Bauhaus Project (computing)

The Bauhaus project is a software research project collaboration among the University of Stuttgart, the University of Bremen, and a commercial spin-off company Axivion,[1] also known as Bauhaus Software Technologies.

The Bauhaus project serves the fields of software maintenance and software reengineering.

Created in response to the problem of software rot,[2] the project aims to analyze and recover the means and methods developed for legacy software by understanding the software's architecture.[3] As part of its research, the project develops software tools (such as the Bauhaus Toolkit) for software architecture, software maintenance and reengineering and program understanding.[4]

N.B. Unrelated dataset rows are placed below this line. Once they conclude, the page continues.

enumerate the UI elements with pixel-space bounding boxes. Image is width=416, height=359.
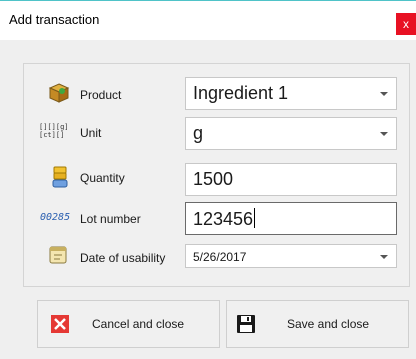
quantity-input[interactable]: 1500 [185,163,397,196]
chevron-down-icon[interactable] [380,255,388,259]
quantity-icon [52,166,68,188]
unit-label: Unit [80,126,102,140]
product-value: Ingredient 1 [193,83,289,103]
chevron-down-icon[interactable] [380,132,388,136]
cancel-and-close-button[interactable]: Cancel and close [37,300,220,348]
unit-icon: [][][g] [ct][] [39,123,69,139]
cancel-x-icon [51,315,69,333]
save-button-label: Save and close [287,317,370,331]
unit-icon-text-top: [][][g] [39,123,69,131]
date-of-usability-value: 5/26/2017 [193,250,247,264]
product-dropdown[interactable]: Ingredient 1 [185,77,397,110]
quantity-value: 1500 [193,169,234,189]
lot-number-value: 123456 [193,209,254,229]
date-of-usability-label: Date of usability [80,251,166,265]
save-and-close-button[interactable]: Save and close [226,300,409,348]
chevron-down-icon[interactable] [380,92,388,96]
date-of-usability-picker[interactable]: 5/26/2017 [185,244,397,268]
text-caret [254,208,256,228]
lot-number-input[interactable]: 123456 [185,202,397,235]
product-box-icon [48,83,70,103]
window-title: Add transaction [9,12,100,27]
quantity-label: Quantity [80,171,125,185]
unit-icon-text-bottom: [ct][] [39,131,65,139]
calendar-icon [49,246,67,264]
unit-dropdown[interactable]: g [185,117,397,150]
lot-number-icon: 00285 [40,212,71,223]
cancel-button-label: Cancel and close [92,317,185,331]
title-bar: Add transaction x [0,0,416,40]
unit-value: g [193,123,204,143]
lot-number-label: Lot number [80,212,141,226]
floppy-disk-icon [237,315,255,333]
close-button[interactable]: x [396,13,416,35]
product-label: Product [80,88,122,102]
dialog-body: Product Ingredient 1 [][][g] [ct][] Unit… [0,40,416,359]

The project derives its name from the former Bauhaus art school.[5]

  1. ^ "Technology leader for static code analysis". Axivion. Retrieved 2024-10-11.
  2. ^ Holger Bruns. "Rolle rückwärts: 'Reverse Engineering' deckt Schwachstellen in der Softwarentwicklung auf." Deutschlandfunk (Radio Germany). 08.07.2006.
  3. ^ Tullio Vardanega. Reliable software technology - Ada-Europe 2005:10th Ada-Europe International Conference on Reliable Software Technologies, York, UK, June 20 - 24, 2005, proceedings. Volume 3555 of Lecture Notes in Computer Science. Springer, 2005. ISBN 3-540-26286-5, ISBN 978-3-540-26286-2
  4. ^ Quigley, Aaron J. Large Scale Relational Information Visualization, Clustering, and Abstraction Archived July 17, 2011, at the Wayback Machine, pp. 155-159. Doctoral dissertation. Department of Computer Science and Software Engineering, University of Newcastle, August, 2001.
  5. ^ "The Bauhaus Project". Archived from the original on 2007-01-14. Retrieved 2007-03-05.